Hacker News new | ask | show | jobs
by bogomipz 3513 days ago
>"and also a lot more expensive, depending on the call, when you factor in the full cost of the cache that gets clobbered."

But a syscall doesn't necessarily mean a context switch right? It's just a mode switch if the kernel is servicing the syscall on behalf of the same process. The cache wouldn't get clobbered then because the kernel is mapped into the top of every process, for just this reason.

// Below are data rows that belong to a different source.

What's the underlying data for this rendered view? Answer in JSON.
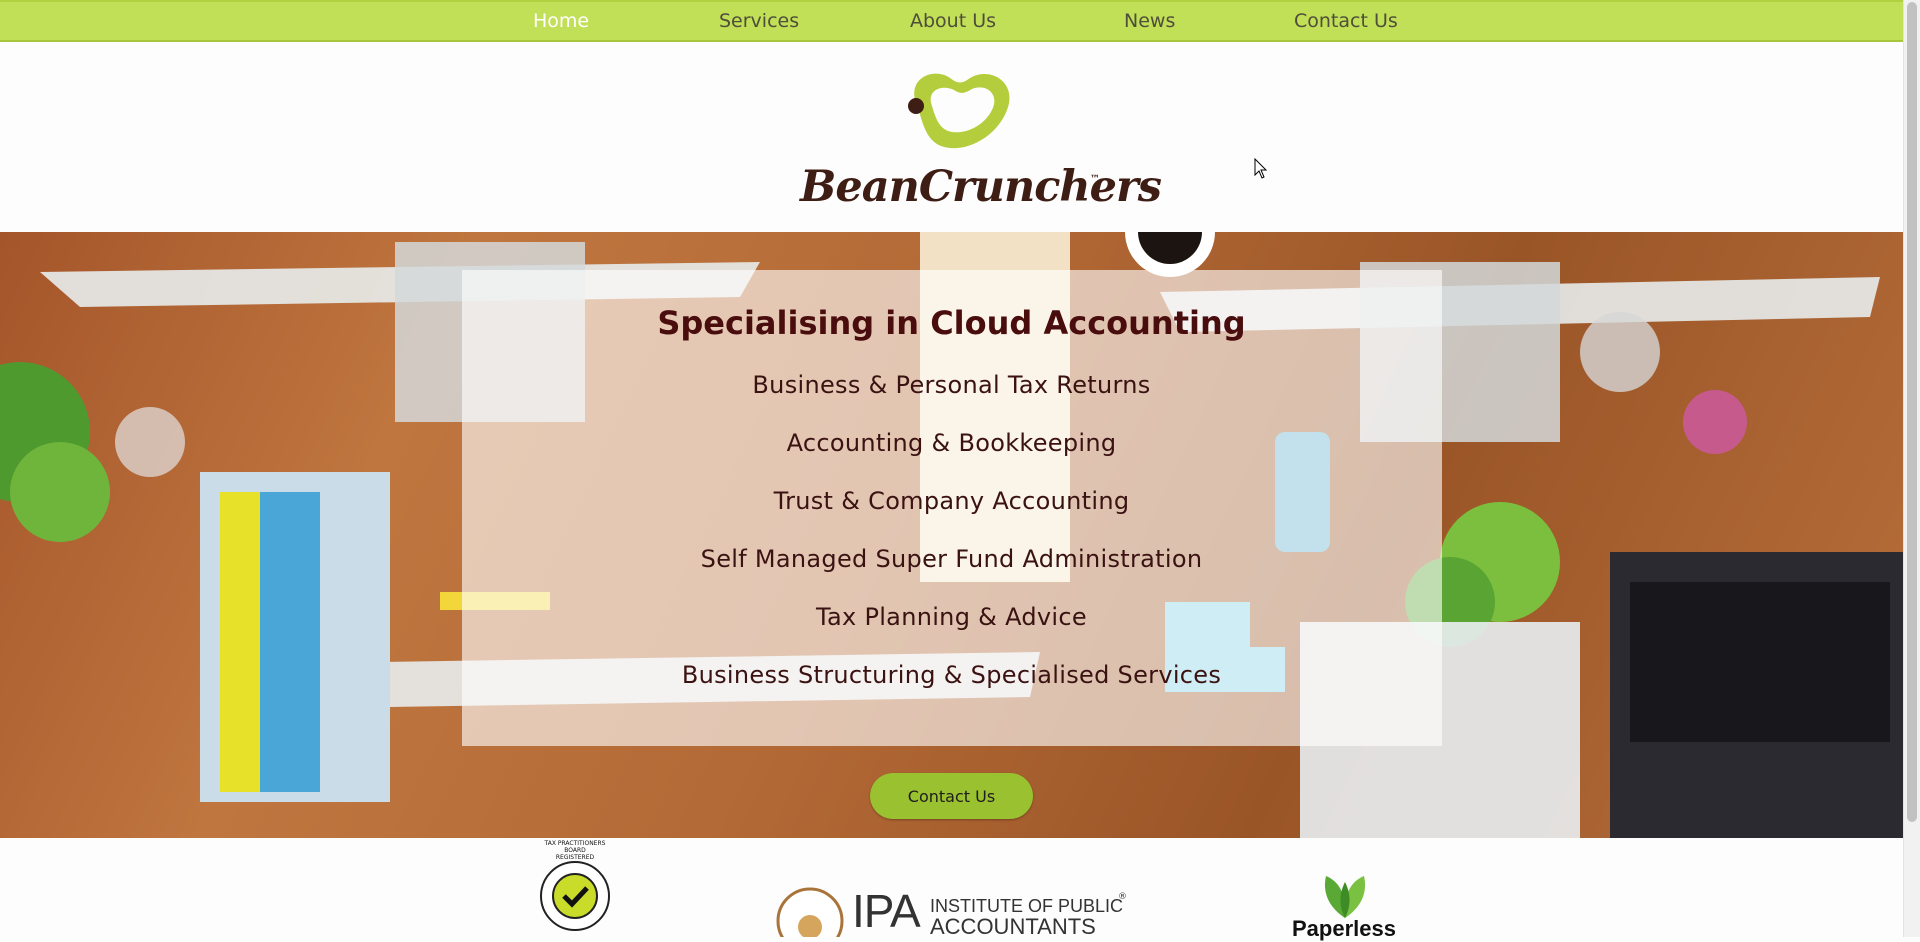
{
  "nav": {
    "items": [
      {
        "label": "Home",
        "active": true
      },
      {
        "label": "Services",
        "active": false
      },
      {
        "label": "About Us",
        "active": false
      },
      {
        "label": "News",
        "active": false
      },
      {
        "label": "Contact Us",
        "active": false
      }
    ]
  },
  "header": {
    "logo_text": "BeanCrunchers",
    "logo_tm": "™",
    "logo_icon": "bean-icon"
  },
  "hero": {
    "title": "Specialising in Cloud Accounting",
    "services": [
      "Business & Personal Tax Returns",
      "Accounting & Bookkeeping",
      "Trust & Company Accounting",
      "Self Managed Super Fund Administration",
      "Tax Planning & Advice",
      "Business Structuring & Specialised Services"
    ],
    "cta_label": "Contact Us"
  },
  "badges": {
    "tpb": {
      "icon": "tax-practitioners-board-icon",
      "label": "TAX PRACTITIONERS BOARD",
      "sub": "REGISTERED"
    },
    "ipa": {
      "big": "IPA",
      "line1": "INSTITUTE OF PUBLIC",
      "line2": "ACCOUNTANTS",
      "mark": "®"
    },
    "paperless": {
      "label": "Paperless",
      "icon": "leaf-icon"
    }
  },
  "colors": {
    "nav_bg": "#c2df58",
    "brand_green": "#b4cd3c",
    "brand_brown": "#3e1e14",
    "cta_bg": "#9ac130",
    "title_color": "#4a0d0d"
  }
}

Or am I misunderstanding what you are saying?

1 comments

You are correct. The author is considering the cost of accessing kernel mode code and data, which I don't think is fair
It absolutely is fair. For a long time after a syscall your program will run slower thanks to the increased cache misses from the kernel clobbering your stuff in cache. That's a real price that you pay for a syscall and it would be wrong not to count it. However, if you found some other way of doing the work, e.g user code, kernel bypass, amortized bulk syscall, those will also have a (lesser) effect on the cache. So to be fair you compare a syscall against that, not against zero.
If you have enough CPU cache, the CPU will cache both kernel and user code/data for your process. If you run long enough and access enough user data that the kernel bits get evicted, then you'll take more of a performance hit, but the same thing applies to accessing enough user data that different parts of your user data get evicted.
Maybe this is more reflective on the kinds of software I work on, but I don't find that I have enough cache. So syscalls always come at a steep price. In fact I am tempted to break up one program into multiple processes and use the cache partitioning in Xeon v4 to prevent the different parts of my program from clobbering it's own cache.
Oh I see, that makes sense. Agreed. Thanks.